On 9 July 2024, a three-judge bench led by Chief Justice Tengku Maimun Tuan Mat heard Rabidin's appeal at the Federal Court. During the hearing, the prosecution, led by Deputy Public Prosecutor (DPP) Yusaini Amer Abdul Karim, opposed to the commutation of Rabidin's death sentences, stating that the offender had committed two "brutal" and "inhumane" murders and it fitted the description of the "rarest of rare" cases that deserved the death penalty. In response, the defence lawyer Fairuz Ahmad Yusof submitted that Rabidin was apologetic towards both his victims in these two cases and he insisted there was no intention for him to commit any of the offences in question. The defence pointed out there was no witness who directly saw Rabidin murdering Kok and Rabidin himself only wanted to steal guns when he entered the forestry department quarters and encountered the sleeping Khairul and his wife. In response to this submission, the Chief Justice questioned the defence by stating that the victims were killed in their homes, which put the safety of their homes in question. It was revealed that during his time on death row, Rabidin gradually became unable to walk and he suffered from high blood pressure, and his lawyer tried to make use of Rabidin's health issue as a mitigating factor.

After hearing the submissions, the Federal Court rejected Rabidin's appeal to commute both his death sentences for murdering Annie Kok and Khairul Hazri Jamaludin back in 2009 and 2012 respectively. On that same day when Rabidin failed his appeal, two other convicted murderers – Kher Tian Hock (who killed See Sheau Fang and buried her in concrete) and Muidin Maidin (who murdered a five-year-old girl nicknamed "Dirang") – also lost their final appeals to overturn the death penalty.

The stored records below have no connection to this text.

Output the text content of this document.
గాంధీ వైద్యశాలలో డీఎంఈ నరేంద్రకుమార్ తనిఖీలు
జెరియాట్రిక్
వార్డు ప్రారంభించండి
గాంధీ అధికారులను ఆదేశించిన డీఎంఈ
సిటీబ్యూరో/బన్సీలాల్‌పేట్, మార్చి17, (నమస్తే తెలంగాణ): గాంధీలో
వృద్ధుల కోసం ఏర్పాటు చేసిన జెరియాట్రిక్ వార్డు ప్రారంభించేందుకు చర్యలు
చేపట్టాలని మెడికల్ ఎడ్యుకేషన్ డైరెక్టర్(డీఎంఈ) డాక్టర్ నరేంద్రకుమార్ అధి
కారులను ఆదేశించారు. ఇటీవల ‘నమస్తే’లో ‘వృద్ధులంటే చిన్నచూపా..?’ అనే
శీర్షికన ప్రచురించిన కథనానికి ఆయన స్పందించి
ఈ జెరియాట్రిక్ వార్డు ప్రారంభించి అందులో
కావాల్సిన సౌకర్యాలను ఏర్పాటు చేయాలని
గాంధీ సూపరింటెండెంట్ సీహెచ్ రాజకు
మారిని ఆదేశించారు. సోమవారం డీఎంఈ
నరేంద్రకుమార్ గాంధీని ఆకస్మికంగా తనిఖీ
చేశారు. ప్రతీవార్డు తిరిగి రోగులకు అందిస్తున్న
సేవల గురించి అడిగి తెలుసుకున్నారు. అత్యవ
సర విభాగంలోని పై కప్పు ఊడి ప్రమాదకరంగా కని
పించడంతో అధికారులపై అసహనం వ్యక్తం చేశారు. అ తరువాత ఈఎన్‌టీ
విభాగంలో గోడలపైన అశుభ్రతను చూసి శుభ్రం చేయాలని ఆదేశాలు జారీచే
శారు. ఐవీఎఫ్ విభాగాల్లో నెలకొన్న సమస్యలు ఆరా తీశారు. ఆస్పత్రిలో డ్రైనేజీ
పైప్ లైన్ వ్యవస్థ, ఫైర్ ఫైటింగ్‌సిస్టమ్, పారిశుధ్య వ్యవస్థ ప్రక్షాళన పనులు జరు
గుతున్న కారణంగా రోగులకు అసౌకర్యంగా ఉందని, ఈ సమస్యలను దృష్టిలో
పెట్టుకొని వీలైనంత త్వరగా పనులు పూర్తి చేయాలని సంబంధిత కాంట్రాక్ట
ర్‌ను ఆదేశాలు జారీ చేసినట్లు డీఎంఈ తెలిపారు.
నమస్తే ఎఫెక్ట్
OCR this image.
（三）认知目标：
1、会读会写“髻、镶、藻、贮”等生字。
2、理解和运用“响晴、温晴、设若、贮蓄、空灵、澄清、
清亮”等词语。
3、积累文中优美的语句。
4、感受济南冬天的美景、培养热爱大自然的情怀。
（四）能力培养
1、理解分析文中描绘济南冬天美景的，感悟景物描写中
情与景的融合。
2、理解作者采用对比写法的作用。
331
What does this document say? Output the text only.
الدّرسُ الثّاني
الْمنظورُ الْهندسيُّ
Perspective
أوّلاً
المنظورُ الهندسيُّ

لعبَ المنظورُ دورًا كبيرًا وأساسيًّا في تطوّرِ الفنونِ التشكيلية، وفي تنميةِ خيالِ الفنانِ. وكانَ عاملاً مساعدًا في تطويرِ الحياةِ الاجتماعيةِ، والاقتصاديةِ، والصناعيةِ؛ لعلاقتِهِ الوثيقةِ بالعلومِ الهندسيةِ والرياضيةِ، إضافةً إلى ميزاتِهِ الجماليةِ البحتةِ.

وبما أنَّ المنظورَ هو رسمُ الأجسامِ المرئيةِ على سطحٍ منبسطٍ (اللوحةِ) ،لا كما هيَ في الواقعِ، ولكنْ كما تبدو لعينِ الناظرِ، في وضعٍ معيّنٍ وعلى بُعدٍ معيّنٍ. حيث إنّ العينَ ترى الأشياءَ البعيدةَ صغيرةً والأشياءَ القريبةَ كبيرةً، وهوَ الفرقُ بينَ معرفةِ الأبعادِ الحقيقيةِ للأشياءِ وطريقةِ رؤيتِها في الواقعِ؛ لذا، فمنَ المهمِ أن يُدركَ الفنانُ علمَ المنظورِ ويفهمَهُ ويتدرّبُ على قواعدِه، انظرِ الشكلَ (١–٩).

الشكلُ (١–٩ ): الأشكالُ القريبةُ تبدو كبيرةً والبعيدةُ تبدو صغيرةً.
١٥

In response to the verdict, Kok's mother was satisfied that her daughter's killer would be hanged for his crimes. Kok's mother said that she was fearful for a period of time that Rabidin would escape the gallows and feared that he might come out of prison one day to not only commit more crimes but also go after her family and herself, and she also heard from a police officer that Rabidin spent his time on death row reading the Quran and was a well-behaved inmate behind bars. The outcome of Rabidin's failed appeal brought much relief and closure to Kok's family. Kok's mother added that she hoped that Rabidin's death sentence could be carried out soon in order to put an end to this painful chapter, and additionally hoped for the other families of murder victims to not give up in their pursuit for justice. Kok's mother also said that her quest for justice and her opposition to the abolition of capital punishment was what she could do for her daughter after her death, and added that her daughter would be happily married with children if she was still alive. It was updated that Kok's mother and stepfather continued to live in Bentong with Kok's elder sister, who was married with a child. Even the residents of Bentong also supported the Federal Court's decision to sentence Rabidin to death, as they sympathized with his victims and despised the harm he caused to countless families back then.

==Current status==
As of 2024, Rabidin Satir was on death row for murdering both Khairul Hazri Jamaludin and Annie Kok Yin Cheng.